Мы пошли посмотреть, что сталось с нашим домиком. Бомба разорвалась как раз рядом с ним, и домик рухнул на дорогу, которая была вся покрыта обломками. Воронка от бомбы была широкая, с неровными краями, в ней виднелась темная свежая земля, перемешанная с травой, а на дне уже стояла лужа желтоватой воды. Значит, мы опять оказались без крова, и, что еще хуже, чемоданы со всеми нашими пожитками остались под развалинами дома. Отчаяние охватило меня. Не зная, что делать и предпринять, я уселась на развалинах домика и долго смотрела перед собой. Дорога, как и накануне, была заполнена солдатами и беженцами, но все они проходили мимо, даже не глядя на нас и на развалины нашего домика: все уже привыкли к этому и не обращали внимания.
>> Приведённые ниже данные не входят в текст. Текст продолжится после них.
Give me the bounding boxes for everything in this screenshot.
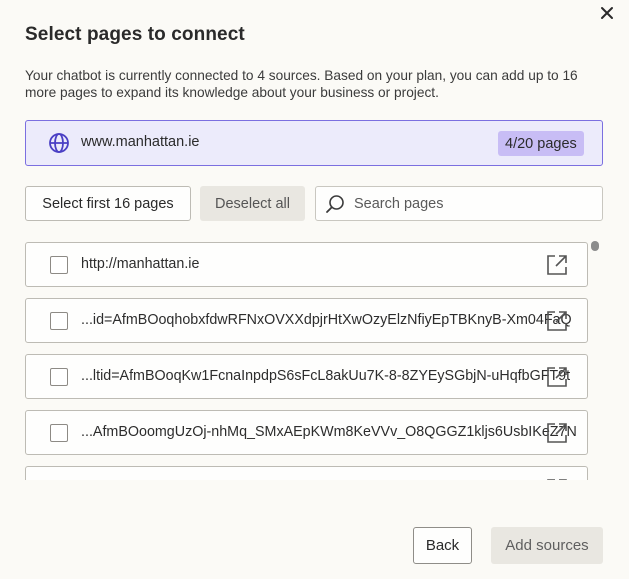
page-url: ...AfmBOoomgUzOj-nhMq_SMxAEpKWm8KeVVv_O8… (81, 424, 577, 440)
list-scrollbar[interactable] (591, 241, 599, 251)
external-link-icon[interactable] (546, 310, 568, 332)
page-url: ...ltid=AfmBOoqKw1FcnaInpdpS6sFcL8akUu7K… (81, 368, 571, 384)
page-url: ...id=AfmBOoqhobxfdwRFNxOVXXdpjrHtXwOzyE… (81, 312, 572, 328)
domain-info-box: www.manhattan.ie 4/20 pages (25, 120, 603, 166)
back-button[interactable]: Back (413, 527, 472, 564)
external-link-icon[interactable] (546, 254, 568, 276)
external-link-icon[interactable] (546, 366, 568, 388)
page-url: http://manhattan.ie (81, 256, 200, 272)
external-link-icon[interactable] (546, 478, 568, 480)
domain-url: www.manhattan.ie (81, 134, 200, 150)
page-row[interactable]: ...AfmBOoomgUzOj-nhMq_SMxAEpKWm8KeVVv_O8… (25, 410, 588, 455)
page-checkbox[interactable] (50, 256, 68, 274)
modal-title: Select pages to connect (25, 24, 245, 45)
globe-icon (48, 132, 70, 154)
search-pages-field[interactable] (315, 186, 603, 221)
add-sources-button[interactable]: Add sources (491, 527, 603, 564)
page-row[interactable]: ...id=AfmBOoqhobxfdwRFNxOVXXdpjrHtXwOzyE… (25, 298, 588, 343)
page-list[interactable]: http://manhattan.ie ...id=AfmBOoqhobxfdw… (25, 242, 588, 480)
select-pages-modal: Select pages to connect Your chatbot is … (0, 0, 629, 579)
page-checkbox[interactable] (50, 424, 68, 442)
search-icon (326, 195, 344, 213)
page-checkbox[interactable] (50, 312, 68, 330)
search-input[interactable] (354, 187, 594, 220)
page-row[interactable] (25, 466, 588, 480)
select-first-pages-button[interactable]: Select first 16 pages (25, 186, 191, 221)
page-row[interactable]: http://manhattan.ie (25, 242, 588, 287)
close-icon (601, 7, 613, 19)
modal-description: Your chatbot is currently connected to 4… (25, 68, 578, 100)
page-count-badge: 4/20 pages (498, 131, 584, 156)
page-row[interactable]: ...ltid=AfmBOoqKw1FcnaInpdpS6sFcL8akUu7K… (25, 354, 588, 399)
close-button[interactable] (594, 0, 620, 26)
external-link-icon[interactable] (546, 422, 568, 444)
deselect-all-button[interactable]: Deselect all (200, 186, 305, 221)
page-checkbox[interactable] (50, 368, 68, 386)
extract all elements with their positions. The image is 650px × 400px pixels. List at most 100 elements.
Но вот один крестьянин остановился и поздоровался с нами: я познакомилась с ним в Фонди, когда приходила сюда из Сант Еуфемии в поисках продуктов Он рассказал нам, что ночная бомбежка была делом немецких самолетов, что в Фонди убито человек около пятидесяти: человек тридцать солдат и двадцать итальянцев. Он нам рассказал об одной семье, прожившей, как и мы, почти год в горах и спустившейся в Фонди после прихода союзников. Эта семья заняла домик у дороги, недалеко от нашего, на домик упала бомба — и они все убиты: муж, жена и четверо детей. Мы с Розеттой выслушали этот рассказ в полном молчании. В другое время, слушая такой рассказ, мы, конечно, стали бы прерывать рассказчика восклицаниями: «Подумать только! Как же это? Вот бедняжки! Какая судьба!» Но теперь мне не хотелось даже открывать рта. По правде сказать, наши собственные несчастья делали нас равнодушными к несчастьям других людей. Позже я думала, что вот это равнодушие — один из самых ужасных результатов войны: война делает людей бесчувственными, убивает в них жалость, превращает их сердца в камень.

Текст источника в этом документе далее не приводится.